Even the Vatican’s staunchest friends are aghast at its public relations disaster yesterday. I have yet to find a single voice defending the decision to accompany its much-anticipated revised norms on clerical sex abuse with the announcement that it is adding the attempted ordination of women to the list of “grave crimes” in Church law.
Elizabeth Scalia, who blogs as The Anchoress at the First Things website, is incensed and threatens to go to Rome to sit Vatican press officials down for a smack on the side of the head and a good tongue-lashing.
On the rare occasion where you’ve done something that will bring you a cautious measure of good will, or at least less-hostile reportage, you don’t tie it in with a controversial issue and allow nonsense equivalences to be drawn by people who do not move beyond headlines and soundbites! … FAIL, Curia!

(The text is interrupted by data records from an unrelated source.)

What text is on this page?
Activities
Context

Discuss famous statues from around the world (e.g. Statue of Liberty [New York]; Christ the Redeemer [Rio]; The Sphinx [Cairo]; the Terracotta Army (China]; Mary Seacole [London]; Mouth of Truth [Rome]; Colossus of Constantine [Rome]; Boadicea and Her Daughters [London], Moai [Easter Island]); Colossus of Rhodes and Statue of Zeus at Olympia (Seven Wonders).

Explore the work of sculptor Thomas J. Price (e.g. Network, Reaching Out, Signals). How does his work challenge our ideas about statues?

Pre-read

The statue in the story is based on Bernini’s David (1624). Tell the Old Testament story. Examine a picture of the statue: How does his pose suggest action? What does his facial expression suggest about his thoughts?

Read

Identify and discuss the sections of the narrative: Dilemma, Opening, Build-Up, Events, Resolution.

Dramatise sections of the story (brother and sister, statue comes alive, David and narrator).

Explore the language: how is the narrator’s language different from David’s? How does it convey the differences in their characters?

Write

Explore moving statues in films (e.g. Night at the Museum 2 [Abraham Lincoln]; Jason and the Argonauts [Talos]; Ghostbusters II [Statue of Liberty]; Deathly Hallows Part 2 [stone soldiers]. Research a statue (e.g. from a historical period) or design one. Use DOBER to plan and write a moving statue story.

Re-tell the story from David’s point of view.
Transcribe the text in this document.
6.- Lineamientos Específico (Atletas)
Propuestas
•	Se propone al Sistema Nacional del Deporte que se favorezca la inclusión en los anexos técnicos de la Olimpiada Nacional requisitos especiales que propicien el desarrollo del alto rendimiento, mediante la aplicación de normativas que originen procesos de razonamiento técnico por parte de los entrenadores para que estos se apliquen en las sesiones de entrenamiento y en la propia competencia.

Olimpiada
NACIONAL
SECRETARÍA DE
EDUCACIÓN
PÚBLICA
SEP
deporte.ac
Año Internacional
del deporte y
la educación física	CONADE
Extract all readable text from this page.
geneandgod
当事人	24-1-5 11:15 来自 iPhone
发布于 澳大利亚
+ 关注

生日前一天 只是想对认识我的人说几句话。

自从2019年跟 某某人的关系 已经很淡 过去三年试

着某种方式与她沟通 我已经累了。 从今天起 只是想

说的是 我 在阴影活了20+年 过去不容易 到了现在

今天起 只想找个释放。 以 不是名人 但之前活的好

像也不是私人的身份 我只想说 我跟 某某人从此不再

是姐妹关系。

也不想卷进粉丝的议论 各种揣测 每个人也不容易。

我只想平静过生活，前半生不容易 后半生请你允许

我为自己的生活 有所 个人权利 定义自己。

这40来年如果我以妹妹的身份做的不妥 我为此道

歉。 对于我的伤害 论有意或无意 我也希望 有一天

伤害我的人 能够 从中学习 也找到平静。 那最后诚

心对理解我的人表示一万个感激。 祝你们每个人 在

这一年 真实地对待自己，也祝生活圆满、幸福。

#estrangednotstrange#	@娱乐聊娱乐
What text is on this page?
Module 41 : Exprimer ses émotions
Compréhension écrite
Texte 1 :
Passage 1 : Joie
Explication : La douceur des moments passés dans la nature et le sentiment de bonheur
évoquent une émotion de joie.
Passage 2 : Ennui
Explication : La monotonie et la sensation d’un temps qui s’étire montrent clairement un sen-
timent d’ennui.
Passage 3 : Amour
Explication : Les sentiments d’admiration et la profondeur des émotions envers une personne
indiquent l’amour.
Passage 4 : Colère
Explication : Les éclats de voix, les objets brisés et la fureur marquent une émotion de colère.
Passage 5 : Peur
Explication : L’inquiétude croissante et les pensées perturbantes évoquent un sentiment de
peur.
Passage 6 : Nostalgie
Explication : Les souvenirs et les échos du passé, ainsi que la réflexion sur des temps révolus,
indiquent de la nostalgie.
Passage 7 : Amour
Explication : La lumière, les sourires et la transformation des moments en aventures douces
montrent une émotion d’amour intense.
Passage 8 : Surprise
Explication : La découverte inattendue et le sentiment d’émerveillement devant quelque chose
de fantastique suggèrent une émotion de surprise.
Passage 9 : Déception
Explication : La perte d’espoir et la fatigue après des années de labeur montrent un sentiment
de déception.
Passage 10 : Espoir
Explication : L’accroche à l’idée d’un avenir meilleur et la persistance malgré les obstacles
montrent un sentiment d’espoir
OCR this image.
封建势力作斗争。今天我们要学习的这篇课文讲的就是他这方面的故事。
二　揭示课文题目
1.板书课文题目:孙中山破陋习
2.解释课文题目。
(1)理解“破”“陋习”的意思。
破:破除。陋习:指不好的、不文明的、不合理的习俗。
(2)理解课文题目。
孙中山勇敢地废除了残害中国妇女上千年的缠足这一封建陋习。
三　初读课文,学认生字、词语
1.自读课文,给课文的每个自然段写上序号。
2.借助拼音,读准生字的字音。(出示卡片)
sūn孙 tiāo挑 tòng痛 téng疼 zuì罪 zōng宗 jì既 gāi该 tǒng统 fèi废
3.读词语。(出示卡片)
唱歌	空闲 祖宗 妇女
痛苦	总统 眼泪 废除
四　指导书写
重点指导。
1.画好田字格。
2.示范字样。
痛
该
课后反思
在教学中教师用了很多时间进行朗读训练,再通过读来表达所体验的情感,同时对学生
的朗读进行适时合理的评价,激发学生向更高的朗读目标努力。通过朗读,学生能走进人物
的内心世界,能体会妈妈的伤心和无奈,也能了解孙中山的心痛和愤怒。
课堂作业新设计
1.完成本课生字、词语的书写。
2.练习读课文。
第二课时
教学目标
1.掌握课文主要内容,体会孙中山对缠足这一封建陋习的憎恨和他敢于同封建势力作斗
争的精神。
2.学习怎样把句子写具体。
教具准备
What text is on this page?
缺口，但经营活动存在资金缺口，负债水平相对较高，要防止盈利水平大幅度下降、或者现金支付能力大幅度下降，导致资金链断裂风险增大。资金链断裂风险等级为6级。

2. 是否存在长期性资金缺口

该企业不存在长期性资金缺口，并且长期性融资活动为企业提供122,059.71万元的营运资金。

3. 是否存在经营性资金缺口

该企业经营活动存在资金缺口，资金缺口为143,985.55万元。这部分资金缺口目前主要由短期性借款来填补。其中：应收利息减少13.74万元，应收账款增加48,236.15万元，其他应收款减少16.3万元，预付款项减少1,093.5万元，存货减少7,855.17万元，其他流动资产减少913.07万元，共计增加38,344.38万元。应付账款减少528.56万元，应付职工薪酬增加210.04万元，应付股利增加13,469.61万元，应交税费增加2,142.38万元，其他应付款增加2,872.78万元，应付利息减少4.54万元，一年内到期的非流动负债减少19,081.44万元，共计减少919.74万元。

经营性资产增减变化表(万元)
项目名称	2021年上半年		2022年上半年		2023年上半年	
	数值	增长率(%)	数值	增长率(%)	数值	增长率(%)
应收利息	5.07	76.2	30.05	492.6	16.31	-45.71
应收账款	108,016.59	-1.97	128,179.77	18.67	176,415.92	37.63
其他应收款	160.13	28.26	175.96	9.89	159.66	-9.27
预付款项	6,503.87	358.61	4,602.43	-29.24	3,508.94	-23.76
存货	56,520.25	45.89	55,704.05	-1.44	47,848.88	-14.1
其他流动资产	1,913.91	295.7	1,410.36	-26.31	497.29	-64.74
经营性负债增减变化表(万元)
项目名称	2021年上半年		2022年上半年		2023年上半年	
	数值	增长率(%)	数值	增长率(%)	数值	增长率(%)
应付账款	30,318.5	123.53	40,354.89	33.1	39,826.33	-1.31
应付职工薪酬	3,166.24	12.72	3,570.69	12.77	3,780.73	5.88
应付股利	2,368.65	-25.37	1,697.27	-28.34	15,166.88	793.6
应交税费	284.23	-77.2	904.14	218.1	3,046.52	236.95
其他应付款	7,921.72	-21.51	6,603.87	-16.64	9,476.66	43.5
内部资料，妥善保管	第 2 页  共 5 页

This is a FAIL! EPIC fail!”
Over at the Deacon’s Bench, Deacon Greg Kandra says he couldn’t agree more with Scalia. At the blog of America magazine, understated Englishman Austen Ivereigh mildly observes the “unfortunate” PR situation. British journalist and Catholic Damian Thompson was more blunt in his Holy Smoke blog for the Telegraph: “If I’d been put in charge of the Vatican press office with a specific brief to provide ammunition for the Church’s enemies, I don’t think I could have come up with anything better than this,” and added, “The only time I feel remotely hostile to this pontificate is when screw-ups like this are allowed to happen.”
Chicago priest and nationally-known evangelizer Father Robert Barron doesn’t defend the often “sorely lacking” Vatican PR acumen, but, in a piece for the Chicago Tribune, does try to give it the context that helps explain the decision. No, it wasn’t some anti-woman prejudice, he says:
The statement deals with a series of offenses against the integrity of the mystical body of Christ, that is to say, against that network of relationships that makes up the organism of the Church. The sexual abuse of children by those who are ordained to guide and shepherd them is a massively serious violation of that integrity. But so, in the eyes of the Vatican, is the breaking of the seal of confession, which undermines the trust that must obtain between a sinner and his confessor, and so is an attack on the Blessed Sacrament, which amounts to an attack on Christ himself.
By the same token, the attempt by a bishop to ordain a woman to the priesthood (a move that has been ruled out of court by the Vatican) would sever that bishop’s relationship with the pope and hence with his brother bishops. It would place him outside the communion of the Church, and since he is the sign and instrument of his people’s unity, it would compromise their relationship with the universal Church as well.
Also trying to give context yesterday was Washington Archbishop Donald Wuerl at a press briefing at the bishops’ conference. According to Catholic News Service:
Noting that women hold a variety of Church leadership positions in parishes and dioceses, Archbishop Wuerl said, "The Church's gratitude toward women cannot be stated strongly enough."
"Women offer unique insight, creative abilities and unstinting generosity at the very heart of the Catholic Church," he said.
But, the archbishop said, "the Catholic Church through its long and constant teaching holds that ordination has been, from the beginning, reserved to men, a fact which cannot be changed despite changing times."
Of course, the context doesn’t matter in a media climate of sound bites. Even (or unsurprisingly?) The New York Times fixated on the attempted women’s ordination provisions in its story today on the new norms — devoting 11 out of 22 paragraphs to it.